Conférence internationale AIU- Liban 4-6 Nov 2009

par P. Antoine RAJEH, Recteur de l'Université Antonine-LIBAN

A- Culture et dialogue interculturel: approche définitionnelle

Pour contourner les difficultés relatives à la définition de ce terme polysémique et dangereux qu’est la culture, nous adopterons la définition retenue par l’Unesco, selon laquelle la culture désignerait « l’ensemble des traits distinctifs spirituels et matériels, intellectuels et affectifs qui caractérisent une société ou un groupe social et (qui) englobe, outre les arts et les lettres, les modes de vie, les façons de vivre ensemble, les systèmes de valeurs, les traditions et les croyances »1.

En réalité, les composantes de la culture peuvent s’articuler à trois niveaux:

a- Les valeurs et les croyances : Il s’agit de l’ensemble des structures cognitives et des représentations collectives inconscientes qui déterminent, pour une communauté donnée, la manière de percevoir la réalité et le mode de vie, sans pour autant que cela ne soit élevé au rang de théories ou de certitudes. Nous y verrions plutôt les racines d’un arbre, aussi indispensables qu’invisibles2.
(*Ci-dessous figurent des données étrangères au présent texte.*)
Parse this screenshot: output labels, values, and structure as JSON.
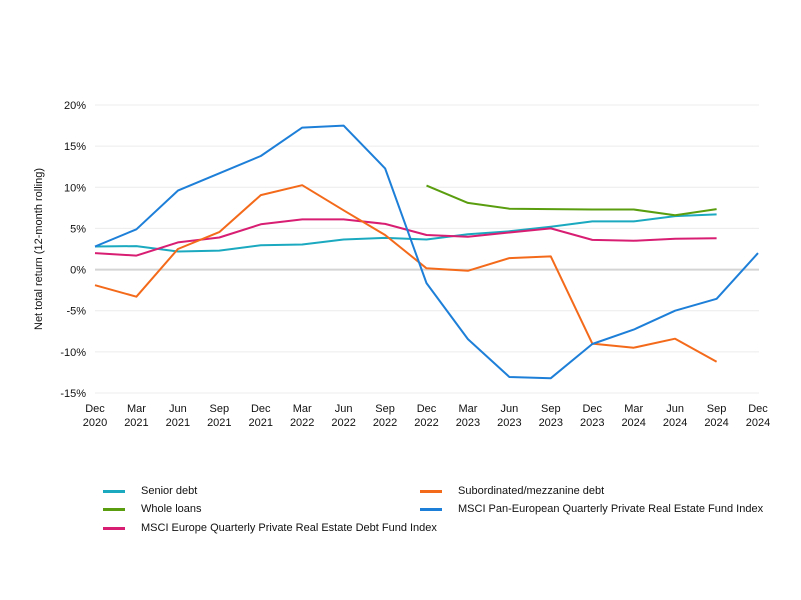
{
  "chart_data": {
    "type": "line",
    "title": "",
    "xlabel": "",
    "ylabel": "Net total return (12-month rolling)",
    "ylim": [
      -15,
      20
    ],
    "yticks": [
      20,
      15,
      10,
      5,
      0,
      -5,
      -10,
      -15
    ],
    "ytick_labels": [
      "20%",
      "15%",
      "10%",
      "5%",
      "0%",
      "-5%",
      "-10%",
      "-15%"
    ],
    "grid": true,
    "categories": [
      [
        "Dec",
        "2020"
      ],
      [
        "Mar",
        "2021"
      ],
      [
        "Jun",
        "2021"
      ],
      [
        "Sep",
        "2021"
      ],
      [
        "Dec",
        "2021"
      ],
      [
        "Mar",
        "2022"
      ],
      [
        "Jun",
        "2022"
      ],
      [
        "Sep",
        "2022"
      ],
      [
        "Dec",
        "2022"
      ],
      [
        "Mar",
        "2023"
      ],
      [
        "Jun",
        "2023"
      ],
      [
        "Sep",
        "2023"
      ],
      [
        "Dec",
        "2023"
      ],
      [
        "Mar",
        "2024"
      ],
      [
        "Jun",
        "2024"
      ],
      [
        "Sep",
        "2024"
      ],
      [
        "Dec",
        "2024"
      ]
    ],
    "legend_position": "bottom",
    "series": [
      {
        "name": "Senior debt",
        "color": "#1BA9C0",
        "values": [
          2.8,
          2.85,
          2.2,
          2.3,
          2.95,
          3.05,
          3.65,
          3.85,
          3.65,
          4.3,
          4.65,
          5.2,
          5.85,
          5.85,
          6.5,
          6.7,
          null
        ]
      },
      {
        "name": "Subordinated/mezzanine debt",
        "color": "#F46A1B",
        "values": [
          -1.9,
          -3.3,
          2.5,
          4.55,
          9.05,
          10.25,
          7.2,
          4.2,
          0.15,
          -0.15,
          1.4,
          1.6,
          -9.0,
          -9.5,
          -8.4,
          -11.2,
          null
        ]
      },
      {
        "name": "Whole loans",
        "color": "#5A9E0F",
        "values": [
          null,
          null,
          null,
          null,
          null,
          null,
          null,
          null,
          10.2,
          8.1,
          7.4,
          7.35,
          7.3,
          7.3,
          6.6,
          7.35,
          null
        ]
      },
      {
        "name": "MSCI Pan-European Quarterly Private Real Estate Fund Index",
        "color": "#1E7FD8",
        "values": [
          2.8,
          4.9,
          9.6,
          11.7,
          13.8,
          17.25,
          17.5,
          12.3,
          -1.65,
          -8.45,
          -13.05,
          -13.2,
          -9.05,
          -7.3,
          -5.0,
          -3.55,
          2.0
        ]
      },
      {
        "name": "MSCI Europe Quarterly Private Real Estate Debt Fund Index",
        "color": "#D81E73",
        "values": [
          2.0,
          1.7,
          3.3,
          3.9,
          5.5,
          6.1,
          6.1,
          5.55,
          4.2,
          4.0,
          4.5,
          5.0,
          3.6,
          3.5,
          3.75,
          3.8,
          null
        ]
      }
    ],
    "legend": [
      {
        "name": "Senior debt",
        "color": "#1BA9C0"
      },
      {
        "name": "Subordinated/mezzanine debt",
        "color": "#F46A1B"
      },
      {
        "name": "Whole loans",
        "color": "#5A9E0F"
      },
      {
        "name": "MSCI Pan-European Quarterly Private Real Estate Fund Index",
        "color": "#1E7FD8"
      },
      {
        "name": "MSCI Europe Quarterly Private Real Estate Debt Fund Index",
        "color": "#D81E73"
      }
    ]
  }
}
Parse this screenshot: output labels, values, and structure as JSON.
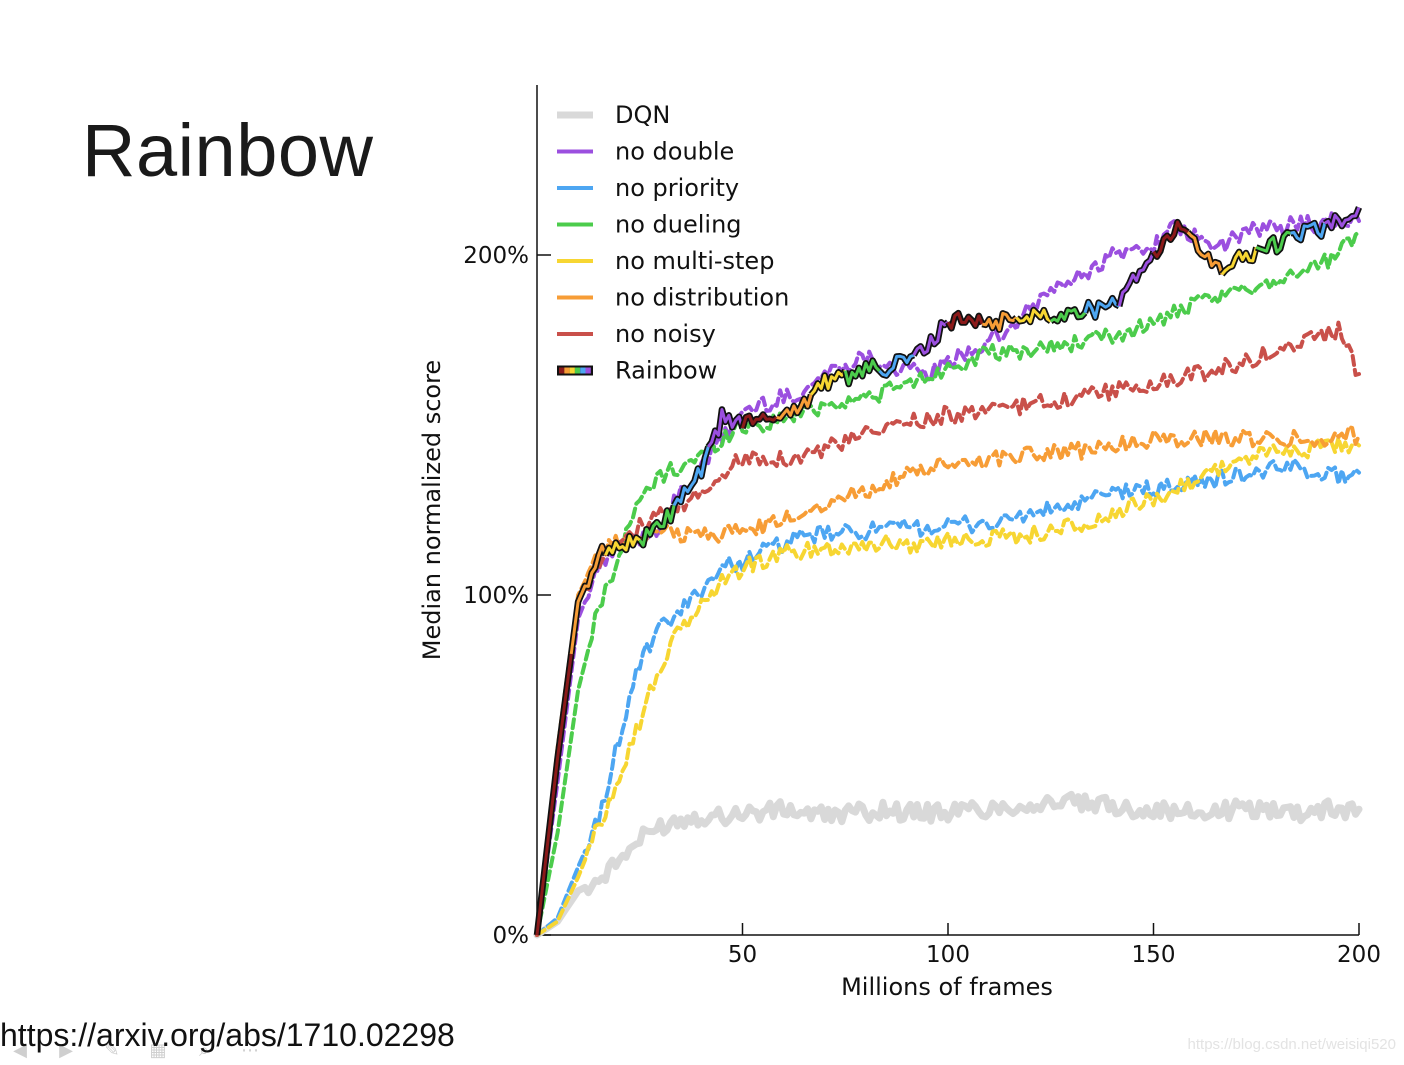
{
  "slide": {
    "title": "Rainbow",
    "source_link": "https://arxiv.org/abs/1710.02298",
    "watermark": "https://blog.csdn.net/weisiqi520"
  },
  "toolbar": {
    "icons": [
      "previous-icon",
      "next-icon",
      "pen-icon",
      "slides-icon",
      "zoom-icon",
      "more-icon"
    ],
    "glyphs": [
      "◀",
      "▶",
      "✎",
      "▦",
      "⌕",
      "⋯"
    ]
  },
  "chart_data": {
    "type": "line",
    "title": "",
    "xlabel": "Millions of frames",
    "ylabel": "Median normalized score",
    "xlim": [
      0,
      200
    ],
    "ylim": [
      0,
      250
    ],
    "x_ticks": [
      50,
      100,
      150,
      200
    ],
    "x_tick_labels": [
      "50",
      "100",
      "150",
      "200"
    ],
    "y_ticks": [
      0,
      100,
      200
    ],
    "y_tick_labels": [
      "0%",
      "100%",
      "200%"
    ],
    "grid": false,
    "legend_position": "top-left",
    "x": [
      0,
      5,
      10,
      15,
      20,
      25,
      30,
      35,
      40,
      45,
      50,
      55,
      60,
      65,
      70,
      75,
      80,
      85,
      90,
      95,
      100,
      105,
      110,
      115,
      120,
      125,
      130,
      135,
      140,
      145,
      150,
      155,
      160,
      165,
      170,
      175,
      180,
      185,
      190,
      195,
      200
    ],
    "series": [
      {
        "name": "DQN",
        "color": "#d9d9d9",
        "dash": "solid",
        "width": 7,
        "values": [
          0,
          4,
          13,
          16,
          22,
          28,
          32,
          34,
          35,
          35,
          36,
          36,
          37,
          36,
          35,
          36,
          36,
          37,
          36,
          36,
          36,
          37,
          37,
          38,
          38,
          39,
          39,
          38,
          38,
          37,
          37,
          36,
          36,
          36,
          37,
          37,
          37,
          36,
          37,
          37,
          37
        ]
      },
      {
        "name": "no double",
        "color": "#9b4fdf",
        "dash": "dashed",
        "width": 4,
        "values": [
          0,
          45,
          93,
          108,
          114,
          117,
          120,
          130,
          137,
          146,
          154,
          156,
          158,
          160,
          165,
          168,
          170,
          168,
          166,
          165,
          168,
          172,
          174,
          178,
          184,
          190,
          192,
          196,
          200,
          201,
          203,
          208,
          205,
          202,
          205,
          208,
          207,
          210,
          209,
          210,
          210
        ]
      },
      {
        "name": "no priority",
        "color": "#4da6f2",
        "dash": "dashed",
        "width": 4,
        "values": [
          0,
          5,
          20,
          34,
          58,
          80,
          90,
          95,
          102,
          108,
          110,
          113,
          115,
          117,
          118,
          118,
          119,
          119,
          120,
          120,
          120,
          121,
          121,
          122,
          124,
          125,
          126,
          128,
          130,
          131,
          131,
          132,
          133,
          134,
          135,
          136,
          137,
          138,
          136,
          135,
          136
        ]
      },
      {
        "name": "no dueling",
        "color": "#4ccc4c",
        "dash": "dashed",
        "width": 4,
        "values": [
          0,
          30,
          72,
          96,
          112,
          128,
          135,
          138,
          141,
          146,
          150,
          150,
          152,
          154,
          156,
          157,
          158,
          160,
          162,
          164,
          167,
          169,
          171,
          171,
          172,
          173,
          174,
          175,
          176,
          178,
          180,
          183,
          185,
          187,
          189,
          191,
          193,
          195,
          197,
          200,
          207
        ]
      },
      {
        "name": "no multi-step",
        "color": "#f7d632",
        "dash": "dashed",
        "width": 4,
        "values": [
          0,
          4,
          17,
          32,
          47,
          63,
          79,
          90,
          97,
          104,
          108,
          110,
          112,
          113,
          114,
          114,
          115,
          115,
          115,
          115,
          116,
          117,
          117,
          117,
          118,
          119,
          120,
          121,
          123,
          126,
          128,
          131,
          134,
          137,
          139,
          141,
          142,
          143,
          143,
          144,
          144
        ]
      },
      {
        "name": "no distribution",
        "color": "#f79d36",
        "dash": "dashed",
        "width": 4,
        "values": [
          0,
          55,
          100,
          112,
          116,
          117,
          118,
          118,
          118,
          118,
          119,
          120,
          122,
          125,
          127,
          129,
          131,
          133,
          135,
          137,
          138,
          139,
          140,
          141,
          142,
          142,
          142,
          143,
          144,
          145,
          146,
          146,
          146,
          146,
          146,
          146,
          146,
          146,
          146,
          147,
          147
        ]
      },
      {
        "name": "no noisy",
        "color": "#c9504a",
        "dash": "dashed",
        "width": 4,
        "values": [
          0,
          50,
          98,
          110,
          117,
          120,
          123,
          126,
          130,
          136,
          140,
          141,
          140,
          141,
          143,
          145,
          147,
          149,
          151,
          152,
          153,
          153,
          154,
          155,
          156,
          157,
          158,
          159,
          160,
          161,
          162,
          163,
          165,
          166,
          168,
          170,
          172,
          174,
          176,
          178,
          165
        ]
      },
      {
        "name": "Rainbow",
        "color": "#111111",
        "dash": "rainbow",
        "width": 4,
        "values": [
          0,
          52,
          98,
          112,
          115,
          116,
          120,
          128,
          136,
          152,
          151,
          151,
          154,
          156,
          163,
          164,
          166,
          167,
          169,
          173,
          180,
          181,
          180,
          181,
          182,
          183,
          183,
          184,
          185,
          192,
          200,
          208,
          204,
          196,
          198,
          201,
          203,
          206,
          207,
          210,
          214
        ]
      }
    ],
    "rainbow_colors": [
      "#8b1a1a",
      "#f79d36",
      "#f7d632",
      "#4ccc4c",
      "#4da6f2",
      "#9b4fdf"
    ]
  }
}
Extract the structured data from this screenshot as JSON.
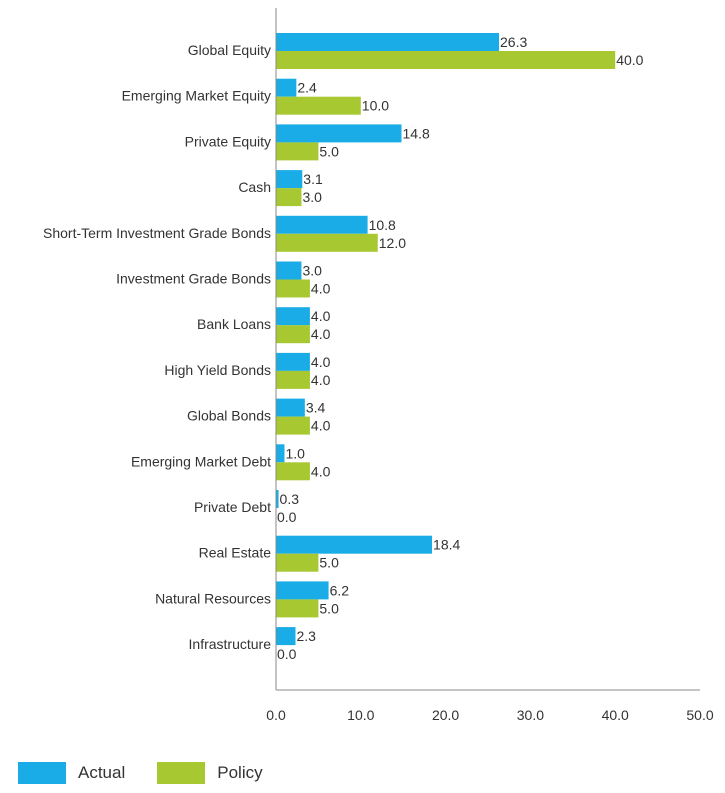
{
  "chart_data": {
    "type": "bar",
    "orientation": "horizontal",
    "categories": [
      "Global Equity",
      "Emerging Market Equity",
      "Private Equity",
      "Cash",
      "Short-Term Investment Grade Bonds",
      "Investment Grade Bonds",
      "Bank Loans",
      "High Yield Bonds",
      "Global Bonds",
      "Emerging Market Debt",
      "Private Debt",
      "Real Estate",
      "Natural Resources",
      "Infrastructure"
    ],
    "series": [
      {
        "name": "Actual",
        "color": "#1aace6",
        "values": [
          26.3,
          2.4,
          14.8,
          3.1,
          10.8,
          3.0,
          4.0,
          4.0,
          3.4,
          1.0,
          0.3,
          18.4,
          6.2,
          2.3
        ],
        "labels": [
          "26.3",
          "2.4",
          "14.8",
          "3.1",
          "10.8",
          "3.0",
          "4.0",
          "4.0",
          "3.4",
          "1.0",
          "0.3",
          "18.4",
          "6.2",
          "2.3"
        ]
      },
      {
        "name": "Policy",
        "color": "#a8c832",
        "values": [
          40.0,
          10.0,
          5.0,
          3.0,
          12.0,
          4.0,
          4.0,
          4.0,
          4.0,
          4.0,
          0.0,
          5.0,
          5.0,
          0.0
        ],
        "labels": [
          "40.0",
          "10.0",
          "5.0",
          "3.0",
          "12.0",
          "4.0",
          "4.0",
          "4.0",
          "4.0",
          "4.0",
          "0.0",
          "5.0",
          "5.0",
          "0.0"
        ]
      }
    ],
    "xlim": [
      0,
      50
    ],
    "xticks": [
      "0.0",
      "10.0",
      "20.0",
      "30.0",
      "40.0",
      "50.0"
    ],
    "title": "",
    "xlabel": "",
    "ylabel": "",
    "grid": false,
    "legend": "bottom-left"
  }
}
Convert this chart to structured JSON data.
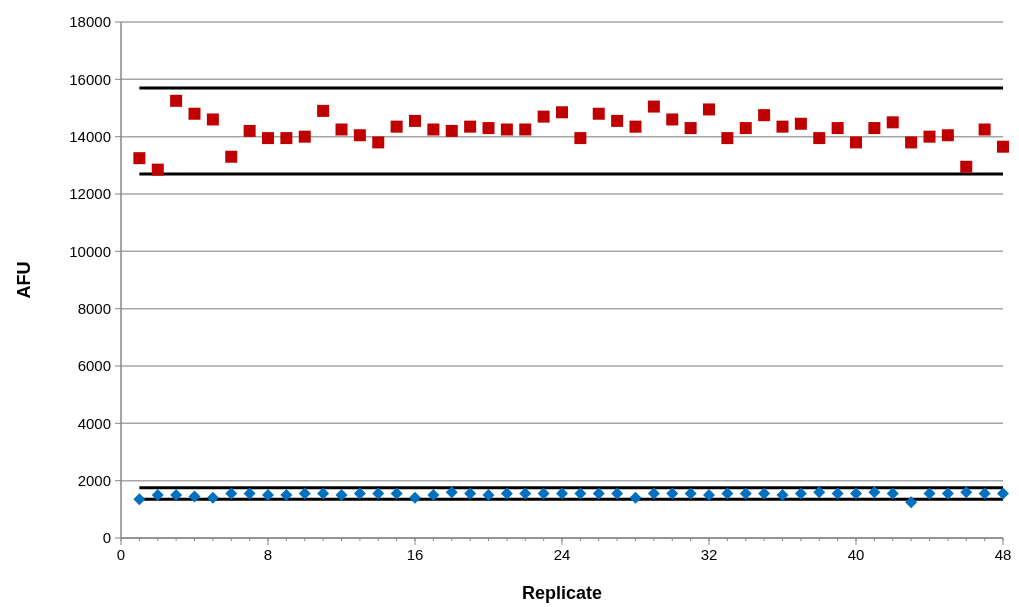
{
  "chart_data": {
    "type": "scatter",
    "xlabel": "Replicate",
    "ylabel": "AFU",
    "x": [
      1,
      2,
      3,
      4,
      5,
      6,
      7,
      8,
      9,
      10,
      11,
      12,
      13,
      14,
      15,
      16,
      17,
      18,
      19,
      20,
      21,
      22,
      23,
      24,
      25,
      26,
      27,
      28,
      29,
      30,
      31,
      32,
      33,
      34,
      35,
      36,
      37,
      38,
      39,
      40,
      41,
      42,
      43,
      44,
      45,
      46,
      47,
      48
    ],
    "series": [
      {
        "color": "#c00000",
        "marker": "square",
        "values": [
          13250,
          12850,
          15250,
          14800,
          14600,
          13300,
          14200,
          13950,
          13950,
          14000,
          14900,
          14250,
          14050,
          13800,
          14350,
          14550,
          14250,
          14200,
          14350,
          14300,
          14250,
          14250,
          14700,
          14850,
          13950,
          14800,
          14550,
          14350,
          15050,
          14600,
          14300,
          14950,
          13950,
          14300,
          14750,
          14350,
          14450,
          13950,
          14300,
          13800,
          14300,
          14500,
          13800,
          14000,
          14050,
          12950,
          14250,
          13650
        ]
      },
      {
        "color": "#0070c0",
        "marker": "diamond",
        "values": [
          1350,
          1500,
          1500,
          1450,
          1400,
          1550,
          1550,
          1500,
          1500,
          1550,
          1550,
          1500,
          1550,
          1550,
          1550,
          1400,
          1500,
          1600,
          1550,
          1500,
          1550,
          1550,
          1550,
          1550,
          1550,
          1550,
          1550,
          1400,
          1550,
          1550,
          1550,
          1500,
          1550,
          1550,
          1550,
          1500,
          1550,
          1600,
          1550,
          1550,
          1600,
          1550,
          1250,
          1550,
          1550,
          1600,
          1550,
          1550
        ]
      }
    ],
    "xlim": [
      0,
      48
    ],
    "xticks": [
      0,
      8,
      16,
      24,
      32,
      40,
      48
    ],
    "ylim": [
      0,
      18000
    ],
    "yticks": [
      0,
      2000,
      4000,
      6000,
      8000,
      10000,
      12000,
      14000,
      16000,
      18000
    ],
    "grid": "y",
    "ref_lines": [
      {
        "axis": "y",
        "value": 15700,
        "color": "#000000"
      },
      {
        "axis": "y",
        "value": 12700,
        "color": "#000000"
      },
      {
        "axis": "y",
        "value": 1750,
        "color": "#000000"
      },
      {
        "axis": "y",
        "value": 1350,
        "color": "#000000"
      }
    ]
  }
}
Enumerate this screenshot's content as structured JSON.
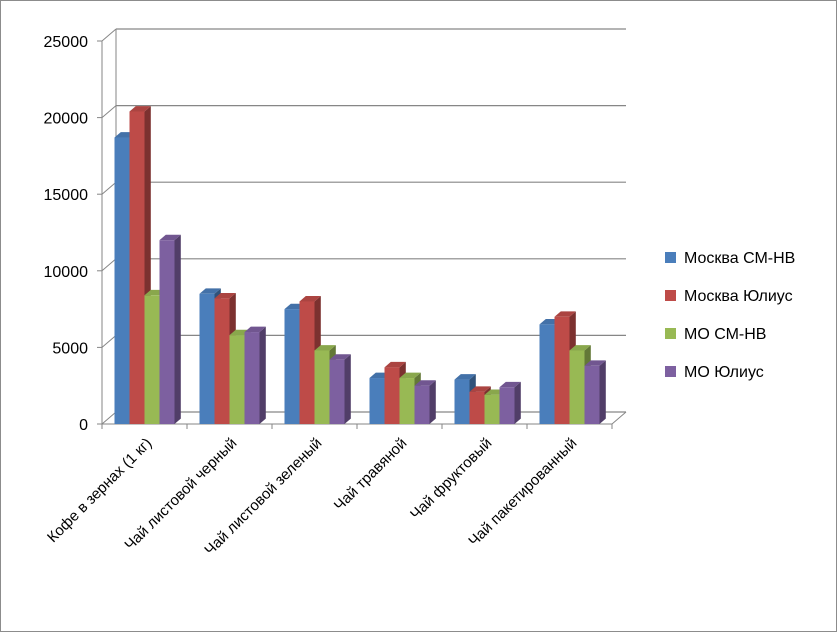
{
  "chart_data": {
    "type": "bar",
    "title": "",
    "xlabel": "",
    "ylabel": "",
    "ylim": [
      0,
      25000
    ],
    "yticks": [
      0,
      5000,
      10000,
      15000,
      20000,
      25000
    ],
    "grid": true,
    "legend_position": "right",
    "categories": [
      "Кофе в зернах (1 кг)",
      "Чай листовой черный",
      "Чай листовой зеленый",
      "Чай  травяной",
      "Чай фруктовый",
      "Чай пакетированный"
    ],
    "series": [
      {
        "name": "Москва СМ-НВ",
        "color": "#4a7ebb",
        "values": [
          18700,
          8500,
          7500,
          3000,
          2900,
          6500
        ]
      },
      {
        "name": "Москва Юлиус",
        "color": "#be4b48",
        "values": [
          20400,
          8200,
          8000,
          3700,
          2100,
          7000
        ]
      },
      {
        "name": "МО СМ-НВ",
        "color": "#98b954",
        "values": [
          8400,
          5800,
          4800,
          3000,
          1900,
          4800
        ]
      },
      {
        "name": "МО Юлиус",
        "color": "#7d60a0",
        "values": [
          12000,
          6000,
          4200,
          2500,
          2400,
          3800
        ]
      }
    ]
  }
}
b- Les institutions: Elles constituent la manifestation structurelle des valeurs et croyances et un référentiel des comportements. Ces institutions se positionnent selon différents niveaux de codification, mais cela ne relève pas directement de leur degré d’importance. Pour en revenir à la métaphore de l’arbre, ces institutions seraient le tronc qui relie les branches aux racines.

c- Les comportements: Ce sont les éléments les plus manifestes de la culture, formés de l’ensemble des actions et attitudes adoptés dans les différentes circonstances de la vie. A l’instar des branches et des feuilles de l’arbre, ces comportements sont très sujets au changement et au développement surtout quand ces derniers sont en harmonie avec les éléments du premier niveau, tout comme les branches ne peuvent donner les fruits qu’elles ne sont pas prédisposées à porter de par leur nature et leur identité ancrées dans leurs racines3.

Quant au dialogue interculturel, il serait possible de le définir un “processus d’échange de vues ouvert et respectueux entre des personnes et des groupes de différentes origines et traditions ethniques, culturelles, religieuses et linguistiques, dans un esprit de compréhension et de respect mutuels”4.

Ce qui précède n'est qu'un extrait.